---Ese
libro que comentamos aquí hace unas semanas, Martín, La fabricación de un
crimen, que narra la desaparición Hugo Alberto Wallace en 2005 y toda la
historia de la conversión de esa desaparición voluntaria en un falso caso de
secuestro seguido de asesinato y descuartizamiento, lo reseña esta semana
Leonardo Padura en El País. Coincide contigo en lo increíble que
resulta. Juez tras juez dando por válidas pruebas amañadas y confesiones
obtenidas bajo tortura, el presidente de un país dando el Premio Nacional de
los Derechos Humanos a la psicópata que lo orquestó todo…
---La principal arma de los verdugos
es disfrazarse de víctimas. ¿Quién no iba a simpatizar con una madre que
buscaba justicia para los asesinos de su hijo (un hijo, por cierto, que seguía
telefoneando desde el más allá)? Yo no quise entrar en ciertos detalles, como
que el único periodista que quiso escuchar a alguno de los falsos culpables
encarcelados, fue un refugiado español que trabajaba como taxista y que no era
propiamente un periodista, sino que tenía un blog llamado Cárcel de mujeres.
Fue el primer hilo para ir desvelando el misterio, aunque pocos lo leyeron y
menos le hicieron caso. Los abogados de Isabel Miranda Wallace, la presunta
madre coraje, lograron más tarde incluso hacerlo desaparecer.
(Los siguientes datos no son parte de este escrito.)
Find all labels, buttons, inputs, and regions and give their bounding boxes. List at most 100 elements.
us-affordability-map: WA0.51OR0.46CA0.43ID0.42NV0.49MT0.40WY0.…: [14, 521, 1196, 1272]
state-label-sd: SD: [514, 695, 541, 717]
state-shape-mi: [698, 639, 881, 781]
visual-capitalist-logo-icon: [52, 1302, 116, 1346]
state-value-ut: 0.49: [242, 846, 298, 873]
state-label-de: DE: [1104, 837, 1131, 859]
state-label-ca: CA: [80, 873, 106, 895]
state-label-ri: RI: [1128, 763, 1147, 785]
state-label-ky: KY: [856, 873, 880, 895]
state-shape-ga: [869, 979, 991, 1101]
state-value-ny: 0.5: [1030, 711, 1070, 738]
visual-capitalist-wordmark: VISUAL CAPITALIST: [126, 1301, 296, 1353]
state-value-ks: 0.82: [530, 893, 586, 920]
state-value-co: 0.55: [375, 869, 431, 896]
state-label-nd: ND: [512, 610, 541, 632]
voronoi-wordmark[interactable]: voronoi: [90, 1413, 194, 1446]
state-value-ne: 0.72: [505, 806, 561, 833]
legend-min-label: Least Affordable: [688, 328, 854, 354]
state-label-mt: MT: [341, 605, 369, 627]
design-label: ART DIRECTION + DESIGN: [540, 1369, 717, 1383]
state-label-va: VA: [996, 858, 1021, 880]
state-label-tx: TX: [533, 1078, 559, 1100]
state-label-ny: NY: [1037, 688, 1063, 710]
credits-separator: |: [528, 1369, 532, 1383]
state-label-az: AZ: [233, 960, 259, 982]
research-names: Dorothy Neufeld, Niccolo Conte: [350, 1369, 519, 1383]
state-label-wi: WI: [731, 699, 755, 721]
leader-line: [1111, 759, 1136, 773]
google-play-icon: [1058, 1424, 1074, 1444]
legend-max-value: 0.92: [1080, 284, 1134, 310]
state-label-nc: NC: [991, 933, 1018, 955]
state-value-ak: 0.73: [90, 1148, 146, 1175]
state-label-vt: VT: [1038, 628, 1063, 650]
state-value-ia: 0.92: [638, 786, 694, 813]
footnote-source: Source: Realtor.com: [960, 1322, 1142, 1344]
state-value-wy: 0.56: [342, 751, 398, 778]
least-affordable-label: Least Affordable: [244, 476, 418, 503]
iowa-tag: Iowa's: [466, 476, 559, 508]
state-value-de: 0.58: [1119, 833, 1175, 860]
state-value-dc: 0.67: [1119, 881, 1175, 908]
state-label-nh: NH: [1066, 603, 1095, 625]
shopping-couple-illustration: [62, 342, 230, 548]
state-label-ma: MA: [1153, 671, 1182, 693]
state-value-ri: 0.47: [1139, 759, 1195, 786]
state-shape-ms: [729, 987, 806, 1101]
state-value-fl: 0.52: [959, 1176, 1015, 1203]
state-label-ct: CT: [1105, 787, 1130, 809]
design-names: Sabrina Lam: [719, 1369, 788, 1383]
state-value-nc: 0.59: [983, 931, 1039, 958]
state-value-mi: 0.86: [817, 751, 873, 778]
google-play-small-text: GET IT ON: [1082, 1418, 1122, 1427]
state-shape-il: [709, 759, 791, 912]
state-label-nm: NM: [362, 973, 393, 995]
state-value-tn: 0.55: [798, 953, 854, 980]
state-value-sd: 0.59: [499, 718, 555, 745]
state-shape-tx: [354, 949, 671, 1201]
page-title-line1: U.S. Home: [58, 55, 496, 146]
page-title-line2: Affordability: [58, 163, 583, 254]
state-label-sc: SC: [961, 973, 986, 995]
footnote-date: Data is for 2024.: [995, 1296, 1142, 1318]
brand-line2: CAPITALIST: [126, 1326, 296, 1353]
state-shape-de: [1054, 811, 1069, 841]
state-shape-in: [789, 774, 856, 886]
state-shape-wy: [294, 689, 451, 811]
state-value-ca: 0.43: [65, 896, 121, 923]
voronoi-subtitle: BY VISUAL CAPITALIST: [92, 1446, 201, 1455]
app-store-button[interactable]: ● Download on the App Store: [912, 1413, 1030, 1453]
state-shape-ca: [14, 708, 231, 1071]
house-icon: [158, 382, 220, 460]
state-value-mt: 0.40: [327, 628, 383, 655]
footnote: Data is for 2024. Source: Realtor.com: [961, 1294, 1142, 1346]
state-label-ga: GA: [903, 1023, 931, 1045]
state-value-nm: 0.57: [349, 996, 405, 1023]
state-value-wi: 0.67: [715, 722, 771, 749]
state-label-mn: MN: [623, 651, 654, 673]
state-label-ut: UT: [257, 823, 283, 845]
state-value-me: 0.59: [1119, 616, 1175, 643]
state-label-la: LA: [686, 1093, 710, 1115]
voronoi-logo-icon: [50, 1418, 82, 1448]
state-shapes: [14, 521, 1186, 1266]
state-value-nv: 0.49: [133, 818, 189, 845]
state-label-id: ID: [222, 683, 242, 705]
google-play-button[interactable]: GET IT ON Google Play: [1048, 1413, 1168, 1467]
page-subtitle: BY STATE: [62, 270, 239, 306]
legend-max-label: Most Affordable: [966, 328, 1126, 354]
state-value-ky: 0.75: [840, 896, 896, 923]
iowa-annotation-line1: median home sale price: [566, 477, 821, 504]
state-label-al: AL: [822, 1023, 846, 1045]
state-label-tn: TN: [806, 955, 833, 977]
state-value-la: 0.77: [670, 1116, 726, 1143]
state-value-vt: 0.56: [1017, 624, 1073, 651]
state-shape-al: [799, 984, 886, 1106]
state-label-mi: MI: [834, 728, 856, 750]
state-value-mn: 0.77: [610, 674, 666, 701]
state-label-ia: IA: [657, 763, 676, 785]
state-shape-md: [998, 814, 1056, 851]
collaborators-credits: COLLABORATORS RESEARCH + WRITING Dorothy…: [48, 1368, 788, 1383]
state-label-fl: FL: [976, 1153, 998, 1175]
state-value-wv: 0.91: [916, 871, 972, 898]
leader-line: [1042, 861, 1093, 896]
---¿Y por qué no lo mencionaste?
---Porque ese refugiado español
estaba relacionado con ETA, y ese es un tema que todavía no se puede tratar en
España con objetividad, aún es un arma política que cierta derecha, a la que
tan útil le fue, se niega a abandonar.
---O Padura o tú, por cierto, estáis
en un error. Él dice que el presidente de México que entregó el premio a la
madre que hizo negocios y carrera política con la desaparición de su hijo fue
Enrique Peña Nieto y tú que Felipe Calderón.
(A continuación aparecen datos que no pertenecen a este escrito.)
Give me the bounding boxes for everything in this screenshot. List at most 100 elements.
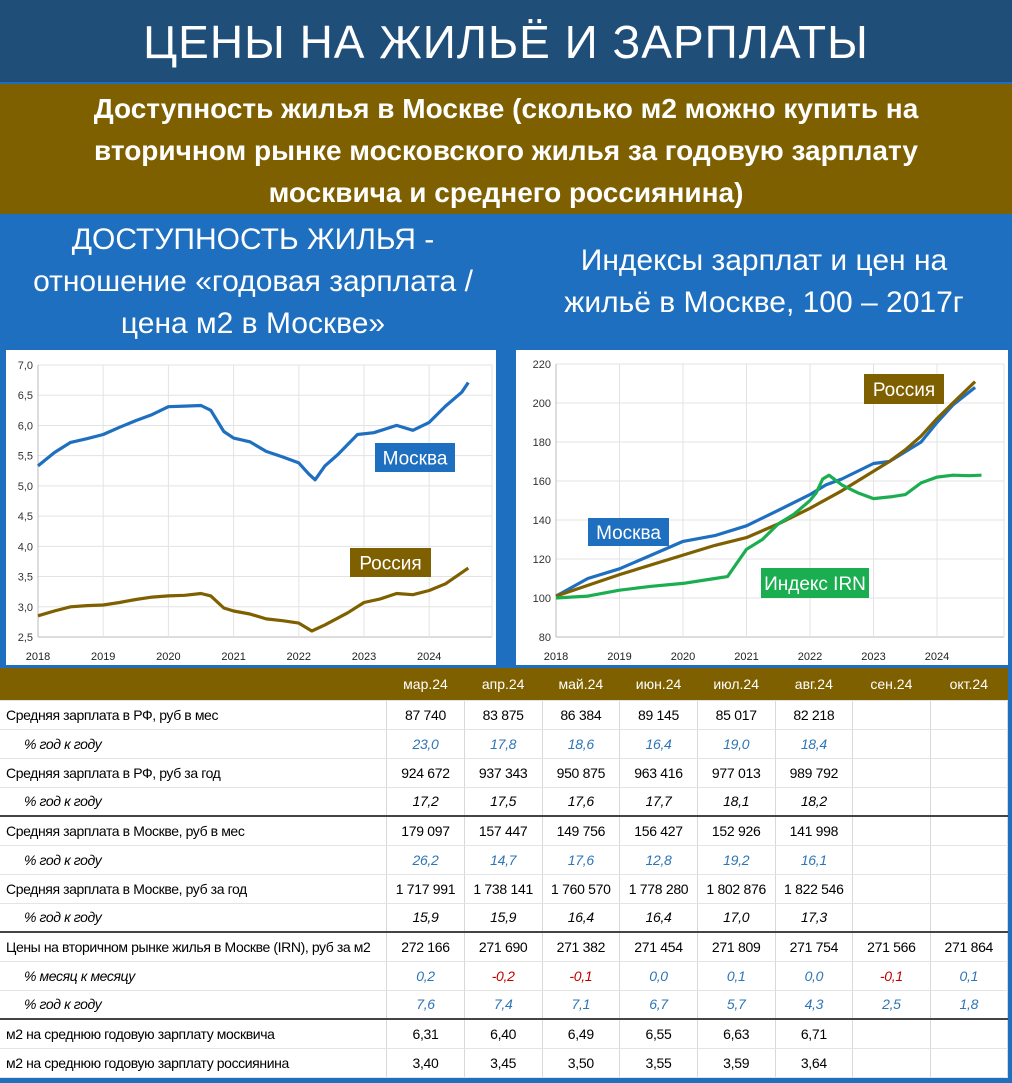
series-line-Москва	[36, 381, 470, 482]
table-cell: 271 566	[852, 932, 931, 962]
table-cell: 7,6	[386, 990, 465, 1020]
y-tick-label: 120	[533, 554, 551, 566]
row-label: % месяц к месяцу	[0, 961, 388, 991]
x-tick-label: 2022	[287, 651, 311, 663]
table-row: % год к году 23,0 17,8 18,6 16,4 19,0 18,4	[0, 729, 1009, 759]
table-cell: 156 427	[619, 816, 698, 846]
table-cell: 17,2	[386, 787, 465, 817]
table-header-row: мар.24 апр.24 май.24 июн.24 июл.24 авг.24 сен.…	[0, 668, 1008, 701]
table-cell	[930, 758, 1009, 788]
table-cell: 82 218	[775, 700, 854, 730]
row-label: % год к году	[0, 990, 388, 1020]
x-tick-label: 2020	[671, 651, 695, 663]
table-cell: 149 756	[542, 816, 621, 846]
table-cell	[852, 903, 931, 933]
table-cell: -0,1	[852, 961, 931, 991]
x-tick-label: 2020	[156, 651, 180, 663]
table-cell: 152 926	[697, 816, 776, 846]
table-cell	[852, 1019, 931, 1049]
table-cell: 1 822 546	[775, 874, 854, 904]
series-label: Москва	[596, 523, 661, 544]
table-cell: 16,4	[619, 729, 698, 759]
table-cell	[852, 816, 931, 846]
table-cell: 977 013	[697, 758, 776, 788]
table-cell: -0,2	[464, 961, 543, 991]
index-chart-svg: 80 100 120 140 160 180 200 220 2018 2019 2020 2021 2…	[533, 359, 1005, 663]
table-cell: 19,0	[697, 729, 776, 759]
index-chart: 80 100 120 140 160 180 200 220 2018 2019 2020 2021 2…	[516, 350, 1008, 665]
row-label: % год к году	[0, 845, 388, 875]
table-cell: 26,2	[386, 845, 465, 875]
table-cell: 17,0	[697, 903, 776, 933]
table-cell: 0,0	[775, 961, 854, 991]
table-cell	[930, 1048, 1009, 1078]
table-cell: 2,5	[852, 990, 931, 1020]
right-chart-heading: Индексы зарплат и цен на жильё в Москве,…	[564, 244, 964, 319]
table-cell: 1 802 876	[697, 874, 776, 904]
table-cell: 6,31	[386, 1019, 465, 1049]
table-cell: 18,4	[775, 729, 854, 759]
table-cell: 4,3	[775, 990, 854, 1020]
table-row: % год к году 26,2 14,7 17,6 12,8 19,2 16,1	[0, 845, 1009, 875]
table-cell	[852, 874, 931, 904]
x-tick-label: 2023	[352, 651, 376, 663]
table-cell: 89 145	[619, 700, 698, 730]
table-cell: 6,55	[619, 1019, 698, 1049]
month-header: окт.24	[930, 668, 1008, 701]
table-cell: 1 717 991	[386, 874, 465, 904]
table-cell	[852, 700, 931, 730]
table-cell: 85 017	[697, 700, 776, 730]
table-cell: 6,49	[542, 1019, 621, 1049]
table-cell: 272 166	[386, 932, 465, 962]
table-cell	[930, 1019, 1009, 1049]
header-blank	[0, 668, 387, 701]
x-tick-label: 2024	[925, 651, 949, 663]
y-tick-label: 4,0	[18, 541, 33, 553]
y-tick-label: 180	[533, 437, 551, 449]
series-label-box	[350, 548, 431, 577]
table-cell	[852, 758, 931, 788]
x-tick-label: 2023	[861, 651, 885, 663]
table-row: Средняя зарплата в Москве, руб за год 1 7…	[0, 874, 1009, 904]
table-cell: 271 454	[619, 932, 698, 962]
table-cell: 86 384	[542, 700, 621, 730]
table-cell: 271 754	[775, 932, 854, 962]
series-line-Россия	[555, 380, 977, 598]
table-cell: 6,40	[464, 1019, 543, 1049]
series-line-Москва	[555, 386, 977, 598]
table-row: м2 на среднюю годовую зарплату москвича 6…	[0, 1019, 1009, 1049]
table-cell: 141 998	[775, 816, 854, 846]
table-row: Средняя зарплата в РФ, руб за год 924 672…	[0, 758, 1009, 788]
table-cell: 271 382	[542, 932, 621, 962]
table-cell: 950 875	[542, 758, 621, 788]
row-label: Средняя зарплата в Москве, руб в мес	[0, 816, 388, 846]
row-label: % год к году	[0, 787, 388, 817]
series-label-box	[761, 568, 869, 598]
y-tick-label: 3,0	[18, 602, 33, 614]
table-cell: 15,9	[386, 903, 465, 933]
affordability-chart: 2,5 3,0 3,5 4,0 4,5 5,0 5,5 6,0 6,5 7,0 2018 2019 20…	[6, 350, 496, 665]
month-header: июн.24	[619, 668, 698, 701]
series-label-box	[375, 443, 455, 472]
table-row: Цены на вторичном рынке жилья в Москве (…	[0, 932, 1009, 962]
table-cell: 3,50	[542, 1048, 621, 1078]
table-cell: 14,7	[464, 845, 543, 875]
table-cell: 3,40	[386, 1048, 465, 1078]
table-cell	[930, 845, 1009, 875]
data-table: мар.24 апр.24 май.24 июн.24 июл.24 авг.24 сен.…	[0, 668, 1009, 1078]
table-cell: 1,8	[930, 990, 1009, 1020]
row-label: Средняя зарплата в РФ, руб за год	[0, 758, 388, 788]
series-line-Индекс IRN	[555, 473, 982, 600]
month-header: мар.24	[386, 668, 465, 701]
table-cell	[930, 874, 1009, 904]
x-tick-label: 2022	[798, 651, 822, 663]
x-tick-label: 2021	[221, 651, 245, 663]
x-tick-label: 2019	[607, 651, 631, 663]
table-cell: 17,5	[464, 787, 543, 817]
month-header: апр.24	[464, 668, 542, 701]
table-cell	[852, 1048, 931, 1078]
table-cell: 6,63	[697, 1019, 776, 1049]
table-cell: 5,7	[697, 990, 776, 1020]
y-tick-label: 5,5	[18, 451, 33, 463]
table-cell: 924 672	[386, 758, 465, 788]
---Un lapsus, pero es fácil
comprobar que suyo y no mío. Basta mirar en el teléfono las fechas de la
presidencia de Peña Nieto, posteriores a la de la entrega del premio.
---Hablando de cadáveres, un cadáver
intelectual es el que nos traes aquí. ¿Quién lee hoy a Eugenio d’Ors, tan
cargado de honores durante el franquismo? ¡Y qué edición tan horrenda traes de La
bien plantada, con su portada como de novela rosa!
---Es una edición de 1954, aparecida
poco antes de que muriera d’Ors. El prólogo es quizá lo último que escribió. La
compré por dos euros en mi librería favorita, donde por ese precio estaba
también una primera edición de La isla y los demonios, de Carmen
Laforet. Pero esa no la compré. No me apetece ahora releerla. Y libro que no
has de leer déjalo correr. A Eugenio d’Ors vuelvo con cierta frecuencia. Este
volumen incluye también Oceanografía del tedio y Gualda, la de las
mil voces. La primera habla de la siesta y me ha devuelto a las de los
veranos de mi infancia, que eran obligatorias y para mí una pesadilla. No se
podía salir de casa y había que intentar dormir. El reposo de d’Ors es por
prescripción médica. El resultado es una azoriniana maravilla. Gualda es
otra cosa. Es la novela del incesto, un padre de cuarenta y cinco años y
una hija de dieciocho como ejemplo de la pareja perfecta. Un incesto decente,
por supuesto, hasta que ocurre lo que ocurre.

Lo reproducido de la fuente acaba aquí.